Release your kung fu grip on that salad plate. Maybe a milkshake isn’t as bad as you think – at least not for your brain.
For nearly a decade, researchers have been honing in on a link between diabetes and Alzheimer’s disease. People with diabetes are twice as likely to get the disease. The problem, studies suggest, is impaired insulin function, the hallmark of diabetes.
Insulin dysregulation starves neurons of glucose, their primary energy source. It weakens blood vessels, mucking up delicate brain circulation. Some research implies that normal insulin levels tamp down sticky proteins that clump up in neuron-killing brain lesions. Messed-up insulin levels might break down that safeguard, actually setting the stage for protein buildup.
But a new study that uses tissue from dead brains and images from live ones questions the assumption that diabetes leads to Alzheimer’s.

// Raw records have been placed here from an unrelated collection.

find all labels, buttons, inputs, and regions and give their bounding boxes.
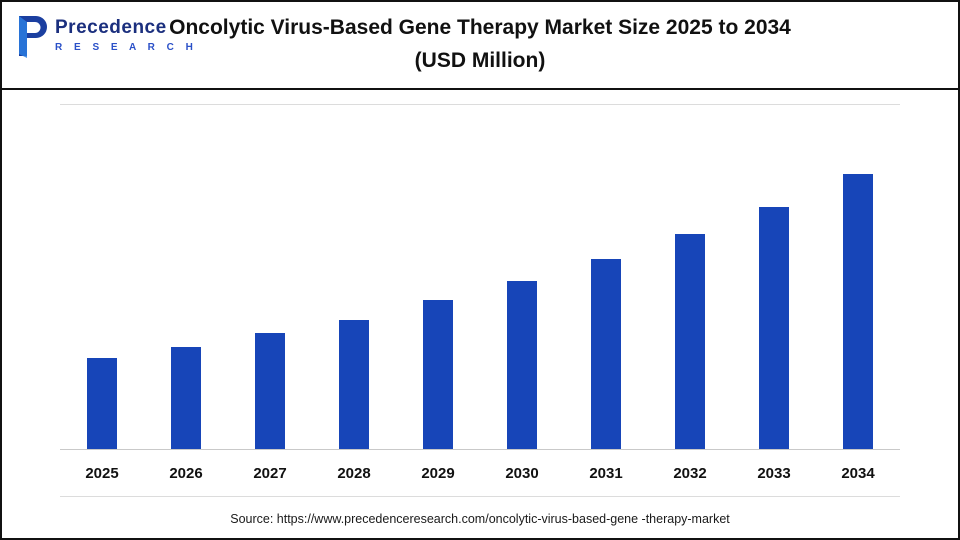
x-tick-label-2027: 2027 bbox=[253, 464, 287, 482]
plot-area bbox=[60, 104, 900, 450]
bar-chart: 2025 2026 2027 2028 2029 2030 2031 2032 2033 2034 bbox=[2, 104, 958, 497]
bar-column-2028 bbox=[312, 105, 396, 449]
chart-title-line2: (USD Million) bbox=[414, 49, 546, 72]
x-tick-label-2028: 2028 bbox=[337, 464, 371, 482]
bar-2034 bbox=[843, 173, 873, 449]
x-tick-label-2029: 2029 bbox=[421, 464, 455, 482]
precedence-research-logo: Precedence R E S E A R C H bbox=[16, 14, 197, 58]
x-tick-label-2034: 2034 bbox=[841, 464, 875, 482]
chart-title: Oncolytic Virus-Based Gene Therapy Marke… bbox=[169, 12, 791, 77]
x-tick-label-2030: 2030 bbox=[505, 464, 539, 482]
bar-column-2027 bbox=[228, 105, 312, 449]
logo-p-icon bbox=[19, 16, 47, 58]
bar-2027 bbox=[255, 333, 285, 449]
logo-name: Precedence bbox=[55, 17, 167, 38]
bar-column-2025 bbox=[60, 105, 144, 449]
bar-column-2026 bbox=[144, 105, 228, 449]
header: Precedence R E S E A R C H Oncolytic Vir… bbox=[2, 2, 958, 90]
bar-2029 bbox=[423, 300, 453, 449]
bar-2031 bbox=[591, 259, 621, 449]
x-tick-label-2025: 2025 bbox=[85, 464, 119, 482]
bar-column-2033 bbox=[732, 105, 816, 449]
bar-2025 bbox=[87, 358, 117, 449]
bar-column-2031 bbox=[564, 105, 648, 449]
chart-title-line1: Oncolytic Virus-Based Gene Therapy Marke… bbox=[169, 16, 791, 40]
x-tick-label-2032: 2032 bbox=[673, 464, 707, 482]
x-tick-label-2026: 2026 bbox=[169, 464, 203, 482]
bar-column-2032 bbox=[648, 105, 732, 449]
bar-2030 bbox=[507, 281, 537, 449]
bar-2032 bbox=[675, 234, 705, 449]
bar-column-2030 bbox=[480, 105, 564, 449]
x-tick-label-2033: 2033 bbox=[757, 464, 791, 482]
source-line: Source: https://www.precedenceresearch.c… bbox=[230, 512, 730, 526]
logo-subtitle: R E S E A R C H bbox=[55, 41, 198, 53]
bar-2028 bbox=[339, 319, 369, 449]
bar-column-2034 bbox=[816, 105, 900, 449]
bar-2026 bbox=[171, 347, 201, 449]
bar-column-2029 bbox=[396, 105, 480, 449]
x-tick-label-2031: 2031 bbox=[589, 464, 623, 482]
logo-text: Precedence R E S E A R C H bbox=[55, 17, 198, 53]
x-axis-labels: 2025 2026 2027 2028 2029 2030 2031 2032 2033 2034 bbox=[60, 450, 900, 497]
bar-2033 bbox=[759, 206, 789, 449]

Two groups were involved in the study, lead by Dr. Madhav Thambisetty of the National Institute on Aging. One consisted of 197 participants enrolled in the Baltimore Longitudinal Study of Aging. While alive, these folks had oral glucose tolerance tests, which measure how the body responds to a sugar blast. When they died, they had a brain autopsy. The second group included 53 living subjects who had the same test, and also an imaging exam showing whether there was any Alzheimer’s pathology in their brain.
Short answer: There were no correlations between any level of impaired insulin function and the presence of amyloid plaques – the protein clumps that destroy brain cells in Alzheimer’s disease. Neither diabetes nor its younger siblings, pre-diabetes or insulin resistance, showed any relation at all to the physical signs of Alzheimer’s.
So should we celebrate this conclusion with a double mocha latte binge? Maybe not. Dr. Thambisetty qualified his findings by saying most of the subjects didn’t experience the years of insulin dysregulation probably needed to cause that kind of damage. Just last week, a neuroscientist found that insulin in the brain seems to impair the way neurons connect to each other. And there’s still that pesky worldwide finding that diabetes doubles your Alzheimer’s risk.
Like most things in life, science sometimes presents conflicting views. But this finding doesn’t change the fact that what’s good for your heart, your lungs, your muscles, your cancer risk, your stroke risk, is also good for your brain.
Exercise, happy plate, no ashtray: Good. Junk food slurping, couch surfing, tobacco smoking: Bad
It seems the ancients had it right: A sound mind arises from a sound body.